Hip replacement diagram

Figure depicting the role of submicron wear (debris) particles.

Credit: © Cassio Lynm/Amino Creative

Harris himself would see three similar cases that year and many more in the years to come. In time, the condition became so widespread — reaching over a million cases — that it was defined as a new disease, periprosthetic osteolysis.

The condition led not just to implant failures, but also to hip fractures, femur fractures, and complex reoperations to install new implants. It would take decades to devise a solution, in the form of a new material — highly crosslinked polyethylene — pioneered in the labs of Harris and his Massachusetts Institute of Technology collaborator, biomedical engineer Edward Merrill.

“In my clinical office, I often have the privilege of seeing one happy postoperative patient after another,” Harris, now the Alan Gerry Clinical Professor of Orthopedic Surgery Emeritus, writes in his new book, “Vanishing Bone: Conquering a Stealth Disease Caused by Total Hip Replacements.”

“It was one of the real pleasures of my work as a surgeon, to put an end to the deep, daily grief that patients often suffered by giving them total hip replacements. Their joy and gratitude afterwards was one of my greatest rewards. However, those with bone destruction were my worst nightmares.”

As the book details, the journey of Harris, his patients, and multiple collaborators included promising leads and roads to nowhere, the development of a new hip simulation machine, at least one lab explosion, and too much time in a patent case. The adventure ultimately led to a new generation of hip implants and, possibly, the breakthrough that Charnley had glimpsed more than 60 years earlier.

A few years after Harris first described the condition, in 1976, a separate research effort traced its cause to tiny particles of the cement that secured the metal thigh implant inside the femur. Those particles caused a massive immune reaction that in turn triggered osteoclasts, the only cell in the body capable of destroying bone.

Diagram of walking gait

Figure depicting pattern of motion of points on the ball of the hip during gait 1 cycle.

Credit: © Cassio Lynm/Amino Creative

The discovery led to the condition being called “cement disease,” prompting the development in the early 1980s of porous-metal implants that allowed the bone to grow into the implant and hold it in place in the thighbone.

But Harris was still seeing new cases in 1990, even among patients with cement-less implants. Further research showed that particles were still present, but of the polyethylene that made up the hip socket. Though the polyethylene was far more durable than Teflon, the regular motion of the ball in the socket still caused wear, producing particles that set off the same destructive immune reaction.

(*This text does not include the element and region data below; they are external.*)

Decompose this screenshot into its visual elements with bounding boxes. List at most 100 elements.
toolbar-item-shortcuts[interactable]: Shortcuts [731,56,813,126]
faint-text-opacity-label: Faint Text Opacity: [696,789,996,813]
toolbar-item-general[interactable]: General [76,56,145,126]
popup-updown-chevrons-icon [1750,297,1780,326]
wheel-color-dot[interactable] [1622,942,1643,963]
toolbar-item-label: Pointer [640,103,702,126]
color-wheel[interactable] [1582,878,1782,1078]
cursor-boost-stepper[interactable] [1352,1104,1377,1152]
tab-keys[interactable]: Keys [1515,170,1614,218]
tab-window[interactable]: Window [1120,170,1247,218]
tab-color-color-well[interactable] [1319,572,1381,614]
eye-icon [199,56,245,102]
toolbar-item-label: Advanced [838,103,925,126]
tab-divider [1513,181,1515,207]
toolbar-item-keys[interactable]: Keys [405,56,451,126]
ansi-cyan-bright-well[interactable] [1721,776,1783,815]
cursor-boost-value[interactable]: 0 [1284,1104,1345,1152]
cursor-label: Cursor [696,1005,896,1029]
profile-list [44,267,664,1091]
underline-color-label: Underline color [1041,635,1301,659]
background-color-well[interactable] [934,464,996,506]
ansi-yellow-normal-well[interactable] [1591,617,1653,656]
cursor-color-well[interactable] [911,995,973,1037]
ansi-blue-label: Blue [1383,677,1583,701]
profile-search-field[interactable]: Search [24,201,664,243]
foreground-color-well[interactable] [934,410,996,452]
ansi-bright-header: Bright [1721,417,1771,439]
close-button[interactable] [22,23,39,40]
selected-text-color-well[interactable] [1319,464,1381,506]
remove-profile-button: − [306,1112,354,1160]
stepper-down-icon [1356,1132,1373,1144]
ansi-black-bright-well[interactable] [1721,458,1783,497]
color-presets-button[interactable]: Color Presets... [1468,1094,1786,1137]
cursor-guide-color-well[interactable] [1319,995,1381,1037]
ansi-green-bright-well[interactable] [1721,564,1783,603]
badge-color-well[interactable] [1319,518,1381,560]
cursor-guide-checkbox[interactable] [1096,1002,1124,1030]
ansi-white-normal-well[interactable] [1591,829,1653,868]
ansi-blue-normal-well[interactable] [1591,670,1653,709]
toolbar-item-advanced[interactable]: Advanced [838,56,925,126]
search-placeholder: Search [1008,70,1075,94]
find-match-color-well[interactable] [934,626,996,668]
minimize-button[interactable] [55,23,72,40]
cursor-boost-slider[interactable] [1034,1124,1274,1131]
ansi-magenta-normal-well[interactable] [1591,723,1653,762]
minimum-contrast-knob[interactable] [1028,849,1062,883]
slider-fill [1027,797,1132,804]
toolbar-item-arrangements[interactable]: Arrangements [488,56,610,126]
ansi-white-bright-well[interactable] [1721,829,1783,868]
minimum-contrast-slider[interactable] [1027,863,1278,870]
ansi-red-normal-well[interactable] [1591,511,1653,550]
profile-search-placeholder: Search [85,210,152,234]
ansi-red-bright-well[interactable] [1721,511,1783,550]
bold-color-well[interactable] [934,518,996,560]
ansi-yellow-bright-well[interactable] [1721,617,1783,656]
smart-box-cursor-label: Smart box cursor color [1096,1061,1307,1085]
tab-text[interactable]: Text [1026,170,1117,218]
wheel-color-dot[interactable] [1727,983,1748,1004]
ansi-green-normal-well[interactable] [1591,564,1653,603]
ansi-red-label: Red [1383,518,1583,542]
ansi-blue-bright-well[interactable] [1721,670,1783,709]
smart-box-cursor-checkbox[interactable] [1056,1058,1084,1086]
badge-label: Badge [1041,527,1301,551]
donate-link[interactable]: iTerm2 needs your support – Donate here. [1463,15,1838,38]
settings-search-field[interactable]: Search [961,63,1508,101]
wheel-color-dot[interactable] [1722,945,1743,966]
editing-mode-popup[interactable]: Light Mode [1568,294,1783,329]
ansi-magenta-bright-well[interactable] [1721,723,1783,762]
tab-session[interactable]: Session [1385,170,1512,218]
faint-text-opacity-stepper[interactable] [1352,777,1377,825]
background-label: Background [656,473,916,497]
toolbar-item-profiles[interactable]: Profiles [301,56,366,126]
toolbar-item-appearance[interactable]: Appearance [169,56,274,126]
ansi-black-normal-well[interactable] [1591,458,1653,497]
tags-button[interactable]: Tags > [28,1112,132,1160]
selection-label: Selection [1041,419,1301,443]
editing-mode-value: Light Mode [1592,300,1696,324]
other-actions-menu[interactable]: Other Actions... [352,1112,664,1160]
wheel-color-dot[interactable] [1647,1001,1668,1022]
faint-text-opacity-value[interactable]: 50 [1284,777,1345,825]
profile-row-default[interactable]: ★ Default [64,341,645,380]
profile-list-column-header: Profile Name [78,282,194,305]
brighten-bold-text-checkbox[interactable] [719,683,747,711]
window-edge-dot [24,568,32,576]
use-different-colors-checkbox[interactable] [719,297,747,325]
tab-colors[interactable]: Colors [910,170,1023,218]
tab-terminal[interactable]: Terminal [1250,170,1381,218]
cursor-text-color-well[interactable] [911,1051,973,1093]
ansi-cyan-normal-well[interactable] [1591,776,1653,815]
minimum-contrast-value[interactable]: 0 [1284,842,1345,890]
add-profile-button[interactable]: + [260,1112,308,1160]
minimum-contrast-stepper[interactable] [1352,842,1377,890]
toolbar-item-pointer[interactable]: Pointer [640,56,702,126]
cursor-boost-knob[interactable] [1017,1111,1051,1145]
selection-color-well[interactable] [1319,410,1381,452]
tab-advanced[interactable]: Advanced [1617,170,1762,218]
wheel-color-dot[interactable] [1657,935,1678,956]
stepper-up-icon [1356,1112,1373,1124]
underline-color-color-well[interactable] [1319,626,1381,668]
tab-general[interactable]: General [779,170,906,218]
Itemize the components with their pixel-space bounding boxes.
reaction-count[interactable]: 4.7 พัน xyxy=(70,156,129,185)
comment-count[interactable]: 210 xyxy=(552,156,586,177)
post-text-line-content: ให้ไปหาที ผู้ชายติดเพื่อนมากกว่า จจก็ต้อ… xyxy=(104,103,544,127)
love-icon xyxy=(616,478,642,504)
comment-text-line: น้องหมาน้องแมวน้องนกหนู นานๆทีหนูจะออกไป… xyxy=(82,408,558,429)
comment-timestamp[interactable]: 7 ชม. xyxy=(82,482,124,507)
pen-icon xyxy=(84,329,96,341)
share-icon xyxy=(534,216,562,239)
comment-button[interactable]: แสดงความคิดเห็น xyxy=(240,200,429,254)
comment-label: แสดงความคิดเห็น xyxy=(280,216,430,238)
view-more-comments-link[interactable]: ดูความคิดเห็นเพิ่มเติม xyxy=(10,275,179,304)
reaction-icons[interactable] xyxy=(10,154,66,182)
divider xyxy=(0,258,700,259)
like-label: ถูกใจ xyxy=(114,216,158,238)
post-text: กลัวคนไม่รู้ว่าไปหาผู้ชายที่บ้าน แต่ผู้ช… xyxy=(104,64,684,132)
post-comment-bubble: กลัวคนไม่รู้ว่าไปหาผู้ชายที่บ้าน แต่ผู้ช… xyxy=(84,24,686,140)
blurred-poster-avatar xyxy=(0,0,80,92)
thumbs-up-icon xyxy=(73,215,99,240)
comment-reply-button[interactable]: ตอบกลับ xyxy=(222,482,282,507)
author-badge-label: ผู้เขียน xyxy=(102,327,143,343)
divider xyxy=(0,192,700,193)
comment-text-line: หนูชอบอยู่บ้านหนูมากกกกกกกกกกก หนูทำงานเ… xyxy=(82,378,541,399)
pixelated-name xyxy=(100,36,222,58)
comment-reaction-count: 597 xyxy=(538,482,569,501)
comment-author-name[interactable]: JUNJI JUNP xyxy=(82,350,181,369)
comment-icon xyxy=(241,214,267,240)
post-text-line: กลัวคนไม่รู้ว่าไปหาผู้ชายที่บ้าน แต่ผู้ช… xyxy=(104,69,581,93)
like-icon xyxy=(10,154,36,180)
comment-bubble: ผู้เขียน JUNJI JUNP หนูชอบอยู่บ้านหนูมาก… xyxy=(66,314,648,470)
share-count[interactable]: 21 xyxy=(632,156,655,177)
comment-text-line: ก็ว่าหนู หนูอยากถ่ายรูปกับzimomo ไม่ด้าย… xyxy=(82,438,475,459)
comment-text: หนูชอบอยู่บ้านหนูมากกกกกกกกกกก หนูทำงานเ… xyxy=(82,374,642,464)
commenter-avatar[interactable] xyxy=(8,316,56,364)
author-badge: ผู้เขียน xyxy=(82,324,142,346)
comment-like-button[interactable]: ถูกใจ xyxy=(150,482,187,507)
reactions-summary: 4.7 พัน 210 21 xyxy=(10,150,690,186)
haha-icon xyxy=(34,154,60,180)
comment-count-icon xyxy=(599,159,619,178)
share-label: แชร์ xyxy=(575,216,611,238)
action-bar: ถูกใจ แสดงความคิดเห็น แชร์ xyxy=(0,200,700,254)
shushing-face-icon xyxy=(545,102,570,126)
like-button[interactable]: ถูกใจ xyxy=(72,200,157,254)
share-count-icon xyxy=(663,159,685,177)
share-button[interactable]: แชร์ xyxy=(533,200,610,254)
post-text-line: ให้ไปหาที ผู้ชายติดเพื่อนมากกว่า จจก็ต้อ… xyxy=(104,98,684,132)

With that discovery, researchers finally understood what was happening in the body. It was not a cement disease, but a particle disease. With so many hip replacement surgeries continuing around the world, what was needed was a material even more durable than polyethylene.

The new answer came from studying the old one. Harris had asked patients to donate implants for study after they died, and he worked with lab members to examine them under a scanning electron microscope. The researchers noticed something interesting: The long, skinny molecules of high-density polyethylene, which normally curl haphazardly like spaghetti in a bowl, as Harris described it, had become aligned in the direction of the back-and-forth motion of the joint.

The surgeon wondered whether the team was seeing wear’s signature and whether, if they connected the individual molecules to keep them in their original configuration, they could halt the damage.

“That was a light-bulb moment: ‘Wow, I wonder if in fact that realignment is critical to the particular type of wear that leads to the tiny particles?’” Harris said.

Harris knew MIT’s Merrill, a polymer scientist and noted pioneer in biomedical engineering, and asked him if it could be done. Merrill said it could, by irradiating the polyethylene into a new form: highly crosslinked polyethylene.

The idea worked. In 1998, the first artificial hips using highly crosslinked polyethylene were put in patients. Since then, across roughly 7 million cases worldwide, “there’s not been one documented reoperation caused by the bone destruction, which used to be so common,” Harris said. “That is huge progress.”